Victor Hugo dînait avec sa famille. On introduisit le jeune homme dans ce vaste salon, déjà connu de nos lecteurs, et tout encombré de tapisseries de haute lisse, de bahuts, d’armures, de tableaux précieux.

Sans prendre garde au magnifique dais de velours dressé au fond de la pièce, non plus qu’à l’oriflamme de Saint-Denis et aux reliques innombrables entassées là pour glorifier le moyen âge, l’auteur de Chien-Caillou se prit à tomber en extase devant un gros chat, couché sur un tapis de l’Inde, et qui se chauffait paresseusement au foyer.

La race féline a toutes des sympathies du jeune conteur.

Nous trouvons un chat dans les Contes’ domestiques et celui de Mademoiselle Mariette est véritablement un matou d’une distinction rare. Ouvrez le cabinet de notre réaliste, vous y apercevrez une foule de chats en broderie ou en peinture.

Donc Champfleury s’approcha de l’angora du poëte.

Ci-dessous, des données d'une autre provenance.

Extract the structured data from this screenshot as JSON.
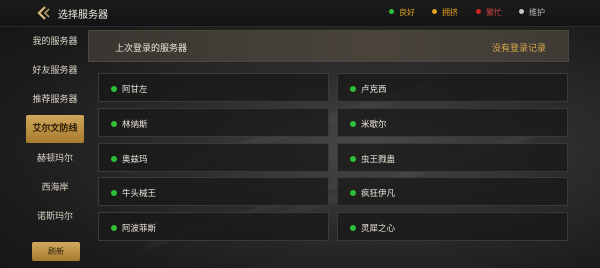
{
  "header": {
    "title": "选择服务器",
    "legend": [
      {
        "label": "良好",
        "color": "#2fbf3a"
      },
      {
        "label": "拥挤",
        "color": "#e0a020"
      },
      {
        "label": "繁忙",
        "color": "#d02525"
      },
      {
        "label": "维护",
        "color": "#c8c8c8"
      }
    ]
  },
  "sidebar": {
    "items": [
      {
        "label": "我的服务器",
        "active": false
      },
      {
        "label": "好友服务器",
        "active": false
      },
      {
        "label": "推荐服务器",
        "active": false
      },
      {
        "label": "艾尔文防线",
        "active": true
      },
      {
        "label": "赫顿玛尔",
        "active": false
      },
      {
        "label": "西海岸",
        "active": false
      },
      {
        "label": "诺斯玛尔",
        "active": false
      }
    ],
    "refresh_label": "刷新"
  },
  "recent": {
    "title": "上次登录的服务器",
    "empty_text": "没有登录记录"
  },
  "servers": [
    {
      "name": "阿甘左",
      "status": "良好"
    },
    {
      "name": "卢克西",
      "status": "良好"
    },
    {
      "name": "林纳斯",
      "status": "良好"
    },
    {
      "name": "米歇尔",
      "status": "良好"
    },
    {
      "name": "奥兹玛",
      "status": "良好"
    },
    {
      "name": "虫王戮蛊",
      "status": "良好"
    },
    {
      "name": "牛头械王",
      "status": "良好"
    },
    {
      "name": "疯狂伊凡",
      "status": "良好"
    },
    {
      "name": "阿波菲斯",
      "status": "良好"
    },
    {
      "name": "灵犀之心",
      "status": "良好"
    }
  ]
}
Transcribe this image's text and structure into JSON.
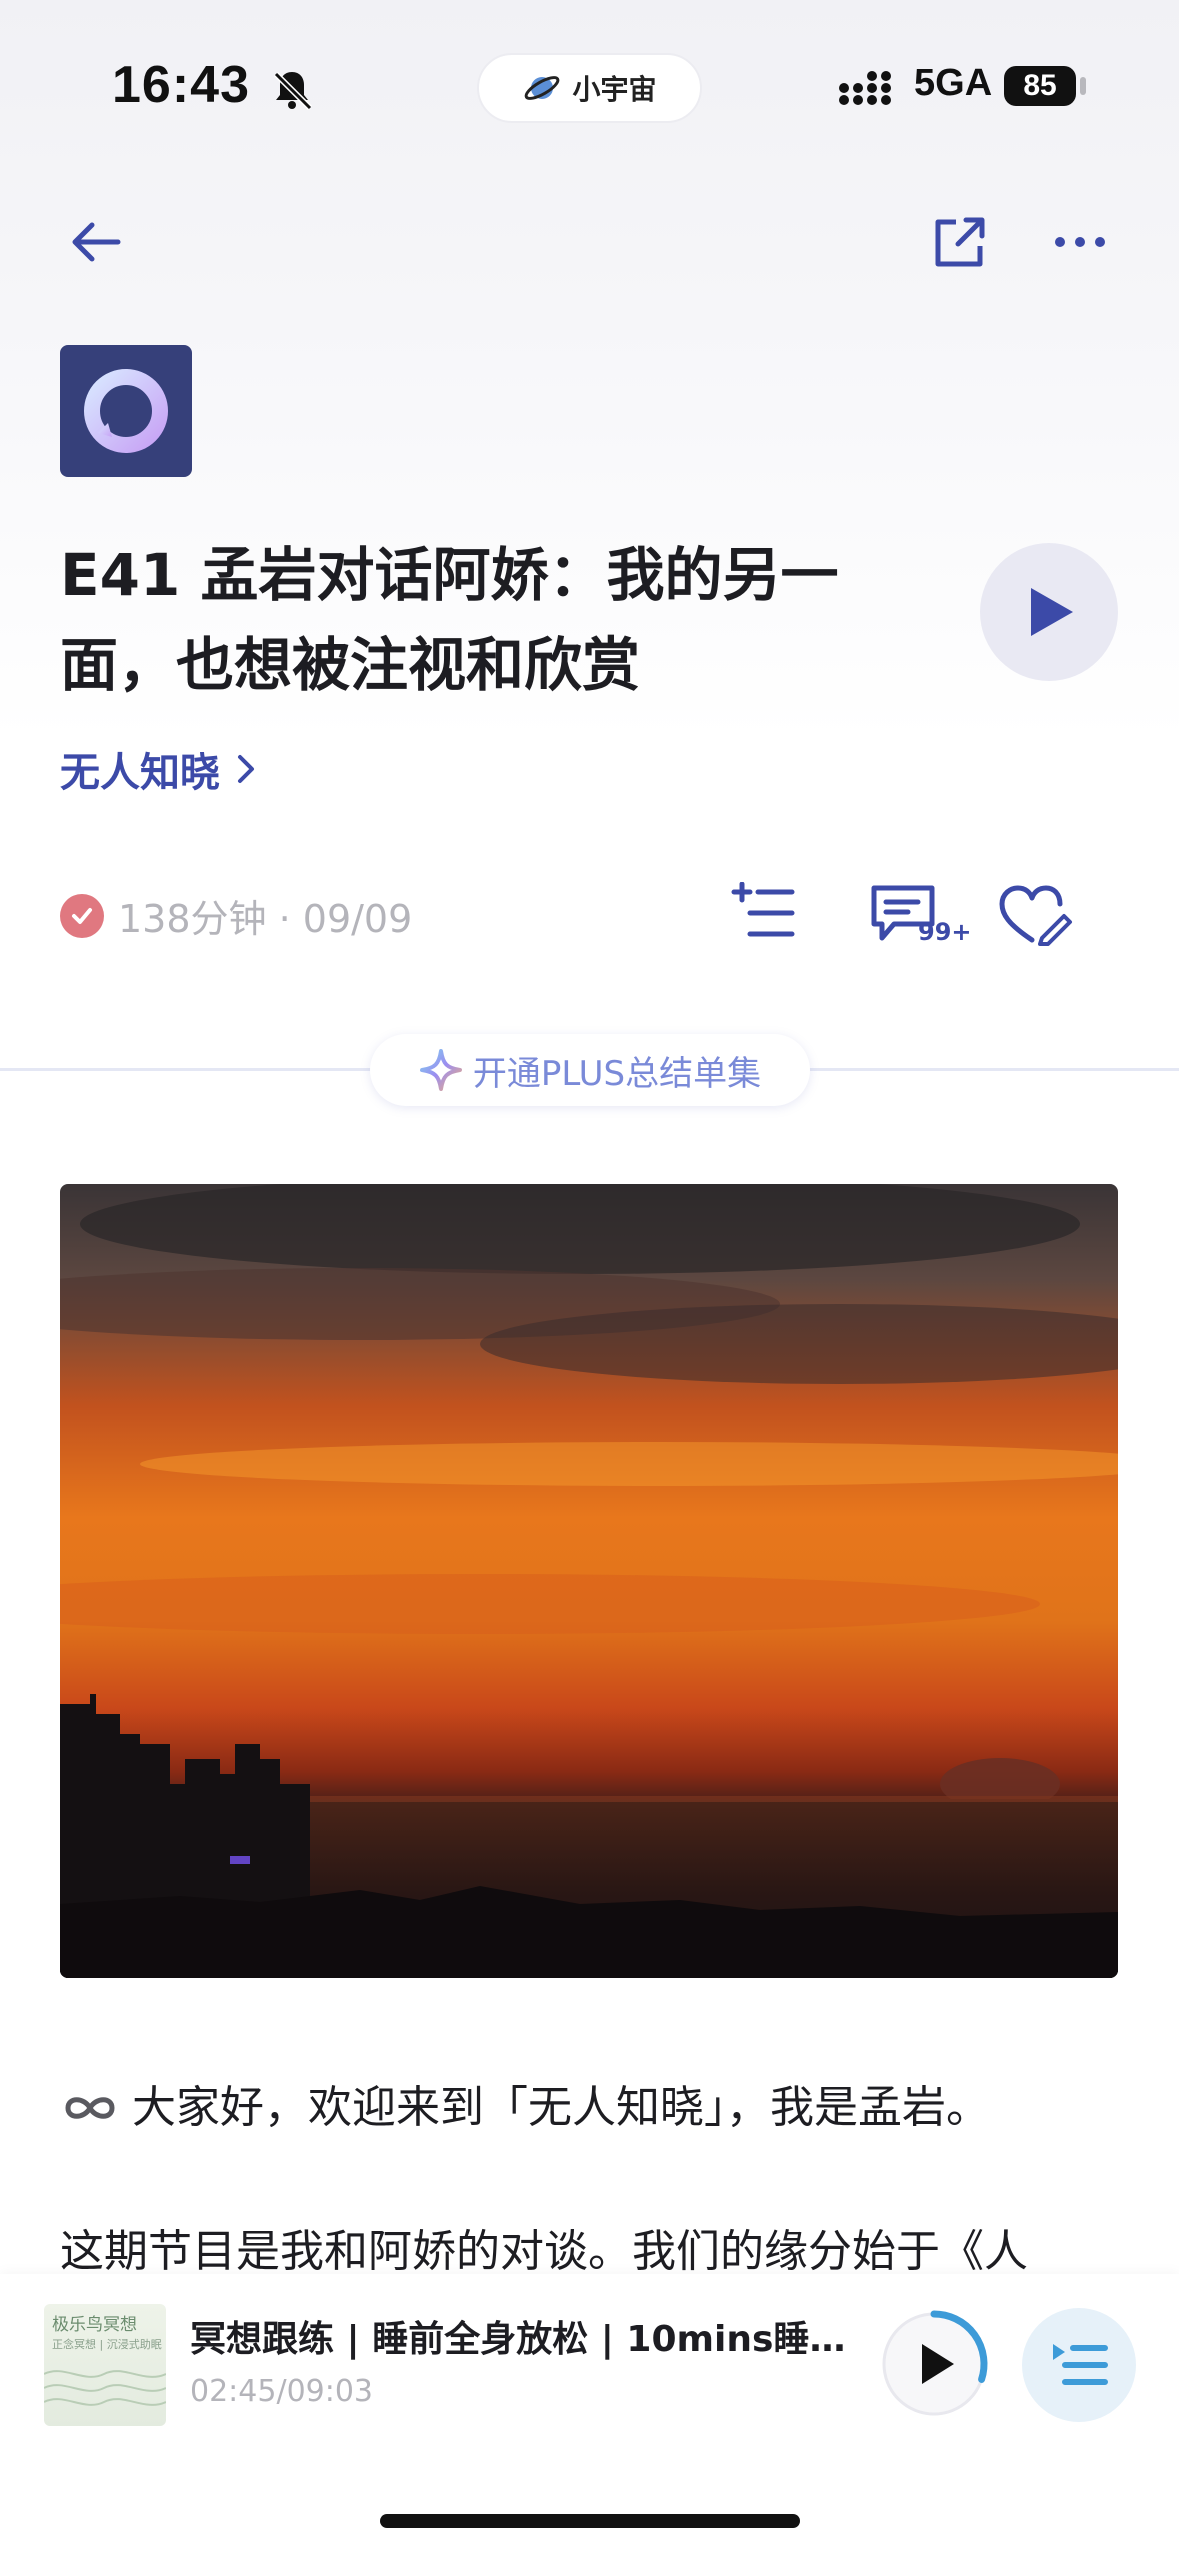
{
  "status_bar": {
    "time": "16:43",
    "center_app": "小宇宙",
    "network": "5GA",
    "battery": "85"
  },
  "podcast": {
    "name": "无人知晓"
  },
  "episode": {
    "title": "E41 孟岩对话阿娇：我的另一面，也想被注视和欣赏",
    "meta": "138分钟 · 09/09",
    "comment_count": "99+"
  },
  "plus_banner": {
    "label": "开通PLUS总结单集"
  },
  "shownotes": {
    "paragraph1": "大家好，欢迎来到「无人知晓」，我是孟岩。",
    "paragraph2": "这期节目是我和阿娇的对谈。我们的缘分始于《人"
  },
  "mini_player": {
    "cover_title": "极乐鸟冥想",
    "cover_subtitle": "正念冥想 | 沉浸式助眠",
    "title": "冥想跟练 | 睡前全身放松 | 10mins睡...",
    "time": "02:45/09:03",
    "progress": 0.3
  },
  "colors": {
    "accent": "#3c4aa8",
    "check": "#e07880",
    "muted": "#b4b4ba"
  }
}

Il voulut lui faire quelques amitiés, que celui-ci repoussa d’abord en jurant et en dressant le dos. Néanmoins le jeune homme réussit à l’amadouer à force de caresses ; il entra pleinement dans les bonnes grâces de l’animal, et quand, le dîner fini, toute la famille Hugo parut au salon, le père de Notre-Dame en tête, on vit Champfleury qui se roulait avec le chat sur le tapis de l’Inde.

Victor Hugo s’émerveilla de l’originalité du visiteur.

Au lieu de causer de ceux qui souffrent, on passa la soirée à dire toutes sortes d’histoires plaisantes sur les chats. S’il eût été permis à Buffon de revenir un instant de l’autre monde, la conversation lui aurait paru fort instructive.

Hugo, du reste, renouvela ses louanges au sujet de la touchante histoire du graveur à l’eau-forte.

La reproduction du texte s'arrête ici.